Complete UVR5 / audio-separator troubleshooting guide (GPU not used, CUDA, OOM, installation)

How to use this article

UVR5 / MDX-Net and audio-separator are tools that are instant in a working environment but get stuck endlessly in a non-working one. And the sticking points are nearly fixed — GPU not used, CUDA out of memory, cuDNN error, ffmpeg missing, the model downloaded every time.

This article is a troubleshooting collection you can look up in reverse from the symptom. For each symptom, it shows "what to run first to diagnose → cause → concrete fix," based on the official information of ONNX Runtime / PyTorch / audio-separator.

About the author (reliability disclosure): I have single-handedly designed, implemented, and operate in production an AI video-localization foundation with source separation as the first stage. The fix procedures in this article are a record of what I've actually stepped on and fixed in local, Colab, container, and production GPU environments.

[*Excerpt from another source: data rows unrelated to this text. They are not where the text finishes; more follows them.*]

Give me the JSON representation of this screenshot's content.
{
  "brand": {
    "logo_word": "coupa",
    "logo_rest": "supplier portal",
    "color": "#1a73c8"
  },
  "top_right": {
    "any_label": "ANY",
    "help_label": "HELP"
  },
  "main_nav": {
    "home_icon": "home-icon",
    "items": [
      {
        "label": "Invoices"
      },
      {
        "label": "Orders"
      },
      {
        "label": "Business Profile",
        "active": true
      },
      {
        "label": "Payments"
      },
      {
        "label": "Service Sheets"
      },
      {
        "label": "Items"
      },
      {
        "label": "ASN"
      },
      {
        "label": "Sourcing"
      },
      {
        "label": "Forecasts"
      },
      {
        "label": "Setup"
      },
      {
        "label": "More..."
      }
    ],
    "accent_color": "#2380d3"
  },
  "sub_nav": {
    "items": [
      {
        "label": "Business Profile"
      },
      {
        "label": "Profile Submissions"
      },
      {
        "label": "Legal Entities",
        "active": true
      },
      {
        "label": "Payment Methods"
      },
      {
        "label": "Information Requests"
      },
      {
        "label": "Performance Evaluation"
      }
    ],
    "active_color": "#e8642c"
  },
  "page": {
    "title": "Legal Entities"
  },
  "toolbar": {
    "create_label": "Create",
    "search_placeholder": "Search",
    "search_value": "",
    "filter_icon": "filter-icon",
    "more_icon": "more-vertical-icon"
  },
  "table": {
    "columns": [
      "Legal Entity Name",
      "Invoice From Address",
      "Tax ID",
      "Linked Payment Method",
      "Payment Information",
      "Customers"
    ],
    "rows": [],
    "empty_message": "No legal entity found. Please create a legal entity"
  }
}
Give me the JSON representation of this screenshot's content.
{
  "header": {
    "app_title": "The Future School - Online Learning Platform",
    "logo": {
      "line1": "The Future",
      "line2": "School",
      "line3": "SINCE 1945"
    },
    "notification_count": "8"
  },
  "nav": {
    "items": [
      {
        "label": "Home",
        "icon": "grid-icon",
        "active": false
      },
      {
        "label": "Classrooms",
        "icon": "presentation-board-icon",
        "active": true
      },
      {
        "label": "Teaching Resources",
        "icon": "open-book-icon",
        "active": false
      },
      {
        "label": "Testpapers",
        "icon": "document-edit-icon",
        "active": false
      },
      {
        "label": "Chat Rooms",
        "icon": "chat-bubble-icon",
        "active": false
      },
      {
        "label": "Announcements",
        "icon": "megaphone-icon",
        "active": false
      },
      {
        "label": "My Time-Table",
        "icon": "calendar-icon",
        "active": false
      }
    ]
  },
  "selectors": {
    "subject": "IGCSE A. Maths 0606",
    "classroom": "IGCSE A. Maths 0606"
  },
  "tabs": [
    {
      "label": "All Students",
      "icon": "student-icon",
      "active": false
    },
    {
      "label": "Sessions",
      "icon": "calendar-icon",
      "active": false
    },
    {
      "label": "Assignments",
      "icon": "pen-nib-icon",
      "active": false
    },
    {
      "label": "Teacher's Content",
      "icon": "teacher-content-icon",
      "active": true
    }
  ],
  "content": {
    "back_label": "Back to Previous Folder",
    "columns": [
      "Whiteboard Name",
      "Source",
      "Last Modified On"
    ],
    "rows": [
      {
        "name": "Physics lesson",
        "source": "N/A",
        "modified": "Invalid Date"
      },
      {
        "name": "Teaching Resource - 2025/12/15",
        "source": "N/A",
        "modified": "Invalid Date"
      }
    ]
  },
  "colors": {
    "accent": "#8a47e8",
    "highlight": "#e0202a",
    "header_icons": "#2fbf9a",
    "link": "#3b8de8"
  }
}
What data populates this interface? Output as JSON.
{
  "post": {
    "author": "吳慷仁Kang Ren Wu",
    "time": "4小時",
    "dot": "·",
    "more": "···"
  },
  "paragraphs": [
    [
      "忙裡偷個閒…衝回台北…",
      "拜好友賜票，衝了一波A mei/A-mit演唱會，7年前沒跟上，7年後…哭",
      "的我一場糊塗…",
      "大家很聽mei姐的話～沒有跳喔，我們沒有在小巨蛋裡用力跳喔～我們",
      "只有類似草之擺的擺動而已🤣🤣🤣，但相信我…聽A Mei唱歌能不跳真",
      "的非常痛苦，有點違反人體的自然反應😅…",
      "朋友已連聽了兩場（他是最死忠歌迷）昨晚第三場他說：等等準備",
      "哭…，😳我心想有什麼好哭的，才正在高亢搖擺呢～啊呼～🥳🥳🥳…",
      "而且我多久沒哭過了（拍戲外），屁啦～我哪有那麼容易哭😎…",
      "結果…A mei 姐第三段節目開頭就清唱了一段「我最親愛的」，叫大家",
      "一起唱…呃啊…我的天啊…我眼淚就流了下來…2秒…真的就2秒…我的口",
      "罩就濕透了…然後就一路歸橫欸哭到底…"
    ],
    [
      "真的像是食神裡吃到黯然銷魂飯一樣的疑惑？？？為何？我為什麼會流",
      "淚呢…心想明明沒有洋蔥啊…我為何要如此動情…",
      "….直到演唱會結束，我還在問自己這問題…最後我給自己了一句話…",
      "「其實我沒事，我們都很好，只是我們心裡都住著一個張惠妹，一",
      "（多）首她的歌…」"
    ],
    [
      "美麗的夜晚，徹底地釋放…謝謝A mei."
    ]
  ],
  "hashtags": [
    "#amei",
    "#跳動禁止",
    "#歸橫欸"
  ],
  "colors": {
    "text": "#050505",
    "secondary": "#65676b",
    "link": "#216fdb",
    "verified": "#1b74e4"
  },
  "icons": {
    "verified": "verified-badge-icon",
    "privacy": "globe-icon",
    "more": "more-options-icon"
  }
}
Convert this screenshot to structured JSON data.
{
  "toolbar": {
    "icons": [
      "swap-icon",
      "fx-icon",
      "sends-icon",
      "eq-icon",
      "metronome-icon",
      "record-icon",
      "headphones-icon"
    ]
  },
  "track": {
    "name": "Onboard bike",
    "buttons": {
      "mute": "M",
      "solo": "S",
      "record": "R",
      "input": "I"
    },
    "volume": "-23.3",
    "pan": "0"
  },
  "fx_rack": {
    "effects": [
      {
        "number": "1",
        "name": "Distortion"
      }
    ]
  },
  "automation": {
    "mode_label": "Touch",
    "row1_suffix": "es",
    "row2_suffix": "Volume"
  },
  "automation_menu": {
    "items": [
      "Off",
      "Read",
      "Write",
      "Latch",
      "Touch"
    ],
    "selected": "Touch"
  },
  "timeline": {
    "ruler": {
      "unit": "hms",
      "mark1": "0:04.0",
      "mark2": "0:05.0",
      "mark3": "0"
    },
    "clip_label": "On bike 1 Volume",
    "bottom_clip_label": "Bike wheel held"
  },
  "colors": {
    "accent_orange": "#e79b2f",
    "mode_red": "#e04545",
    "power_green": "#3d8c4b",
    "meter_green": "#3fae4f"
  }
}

The scale design in production is summarized in the GPU-worker-foundation article, and the tool's big picture in the UVR5 guide.

Symptom quick reference (place a bet in 30 seconds)

Symptom	Most likely cause	Immediate move
Painfully slow despite GPU	coexistence of `onnxruntime` and `onnxruntime-gpu` / CUDA·cuDNN mismatch	① CPU fallback
CUDA out of memory	`segment_size` / `batch_size` too large, long clip	② OOM
cuDNN / CUDA error	ORT and CUDA/cuDNN version incompatibility	③ version mismatch
ffmpeg-related error	ffmpeg not installed	④ ffmpeg
Slow with model DL every time	`/tmp` volatile, cache not persisted	⑤ model DL
Slow/won't work on Mac	Apple Silicon doesn't support CUDA (MPS/CPU)	⑥ Apple Silicon

First, diagnose: confirm the environment mechanically

Before fixing by intuition, acquire the facts. The first commands to throw are these.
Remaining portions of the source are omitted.